II. The Cranial Nerves

The cranial nerves are twelve pairs of nerves that emerge from the brain and primarily innervate the head and neck. Each has specific sensory, motor, or mixed functions.

  • General Features:

    • Numbered I to XII; most are mixed nerves, some are purely sensory or motor.

    • Transmit sensory input and motor output between the brain and peripheral structures.

  • Major Cranial Nerves and Functions:

    Cranial Nerve

    Type

    Main Function

    Olfactory (I)

    Sensory

    Smell

    Optic (II)

    Sensory

    Vision

    Oculomotor (III)

    Motor

    Eye movement, pupil constriction

    Trochlear (IV)

    Motor

    Eye movement (superior oblique muscle)

    Trigeminal (V)

    Mixed

    Sensory to face, motor to mastication muscles

    Abducens (VI)

    Motor

    Eye movement (lateral rectus muscle)

    Facial (VII)

    Mixed

    Facial expression, taste (anterior tongue)

    Vestibulocochlear (VIII)

    Sensory

    Hearing, balance

    Glossopharyngeal (IX)

    Mixed

    Taste (posterior tongue), swallowing

    Vagus (X)

    Mixed

    Parasympathetic control of heart, lungs, digestive tract

    Accessory (XI)

    Motor

    Head and neck movement

    Hypoglossal (XII)

    Motor

    Tongue movement

  • Clinical Relevance: Damage to cranial nerves can result in loss of specific sensory or motor functions (e.g., facial paralysis, loss of taste, impaired vision).

III. The Spinal Nerves

Spinal nerves are mixed nerves that connect the spinal cord to the body, transmitting sensory and motor information. There are 31 pairs, each associated with a specific region of the spinal cord.

  • Structure:

    • Each spinal nerve is formed by the union of dorsal (sensory) and ventral (motor) roots.

    • Spinal nerves branch into dorsal and ventral rami, which innervate different body regions.

  • Plexuses: Networks of nerves formed by ventral rami; major plexuses include cervical, brachial, lumbar, and sacral.

  • Dermatomes: Regions of skin innervated by specific spinal nerves; useful for diagnosing nerve injuries.

  • Key Functions:

    • Transmit sensory input from the body to the CNS.

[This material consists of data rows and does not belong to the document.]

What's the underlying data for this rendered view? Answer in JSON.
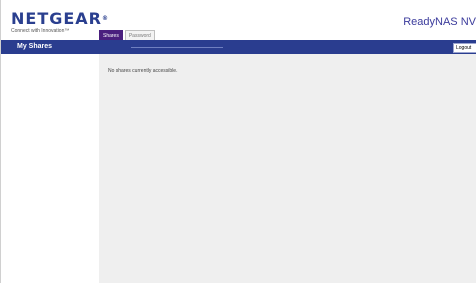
{
  "brand": {
    "logo": "NETGEAR",
    "logo_mark": "®",
    "tagline": "Connect with Innovation™"
  },
  "product": {
    "name": "ReadyNAS NV"
  },
  "tabs": [
    {
      "label": "Shares",
      "active": true
    },
    {
      "label": "Password",
      "active": false
    }
  ],
  "navbar": {
    "section_title": "My Shares",
    "logout_label": "Logout"
  },
  "content": {
    "message": "No shares currently accessible."
  },
  "colors": {
    "navbar": "#2a3d8f",
    "active_tab": "#4a1f7e",
    "content_bg": "#efefef"
  }
}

    • Transmit motor output from the CNS to muscles and glands.

IV. Reflex Activity

Reflexes are rapid, involuntary responses to stimuli, mediated by neural pathways called reflex arcs. They help maintain homeostasis and protect the body from harm.

  • Reflex Arc Components:

    1. Receptor: Detects stimulus.

    2. Sensory neuron: Transmits afferent impulses to CNS.

    3. Integration center: Processes information (may be monosynaptic or polysynaptic).

    4. Motor neuron: Transmits efferent impulses to effector.

    5. Effector: Muscle or gland that responds.

  • Types of Reflexes:

    • Somatic reflexes: Involve skeletal muscles.

    • Autonomic (visceral) reflexes: Involve smooth muscle, cardiac muscle, or glands.

  • Examples:

    • Stretch reflex: Maintains muscle tone and posture (e.g., knee-jerk reflex).

    • Withdrawal (flexor) reflex: Rapidly withdraws a limb from a painful stimulus.

    • Crossed extensor reflex: Maintains balance during withdrawal reflexes.

  • Clinical Application: Reflex testing is used to assess the integrity of the nervous system.

Additional info:

  • Reflexes can be monosynaptic (single synapse, e.g., stretch reflex) or polysynaptic (multiple synapses, e.g., withdrawal reflex).

  • Damage to specific nerves or regions can be diagnosed by loss of reflexes or sensory/motor deficits in corresponding dermatomes.